Is bad mobility getting in the way of your overhead squats? Many people find OHS to be difficult not because they lack the strength, but the mobility & balance.
The following poses are our top picks for improving overhead squats. With practice & patience, these will help you get a stronger, more stable overhead squat.
Yoga for Overhead Squats:
Stand with your feet shoulder-width apart, and bend down to touch the ground with your fingertips. Then, slowly bend you legs to bring your hips down & head up. Sit in the bottom of this wide squat and use your elbows to push your knees back.
You can hang out in this pose, or sway gently from side to side to loosen up your hips even more.
Stand with your feet slightly wider than shoulder-width and your arms out to the side in a “cactus” shape. Bend your knees to bring your hips down, stopping around a 90-degree angle.
In this position, practice swaying back & forth, moving your weight from the right to the left & back. Also practice your hip-isolations: keeping your weight centered on both feet, rotate your hips side to side, and in circles.
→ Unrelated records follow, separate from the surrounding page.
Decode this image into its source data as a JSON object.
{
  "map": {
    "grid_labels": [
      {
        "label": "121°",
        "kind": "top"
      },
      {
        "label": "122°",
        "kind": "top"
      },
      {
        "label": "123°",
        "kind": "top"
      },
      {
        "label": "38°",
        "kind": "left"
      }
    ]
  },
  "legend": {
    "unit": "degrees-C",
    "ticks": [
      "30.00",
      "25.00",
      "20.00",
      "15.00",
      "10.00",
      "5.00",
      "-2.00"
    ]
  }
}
Try to keep your torso still- no “wiggling” in the upper body.
Shoulder Mobility: Relaxed Downward Dog
This is a bit easier than traditional downward dog, and allows you to concentrate on the upper body & shoulder portion of the pose.
Get into your downward dog, then bend the knees slightly, allowing the heels to rise off the ground. Focus on pushing back on the hands, and drawing your shoulder blades together & down your back.
Begin in downward dog, and modify it slightly by stepping the feet apart to wider than hip-width. Then, walk your hands forward and come down onto your forearms. It’s ok to bend you knees if you do not have the hamstring flexibility for this.
When you are on your forearms, concentrate on pushing back on your shoulders. Let your head hang for a few counts, then also practice this position looking forward at your hands.
Begin in downward dog with your heels against a wall and your hands planted firmly on the ground. Begin walking your feet up the wall until your body is in an upside-down “L” shape.
Hold this position, pressing your shoulders back & down. Play around with moving your upper body forward & back through your arms.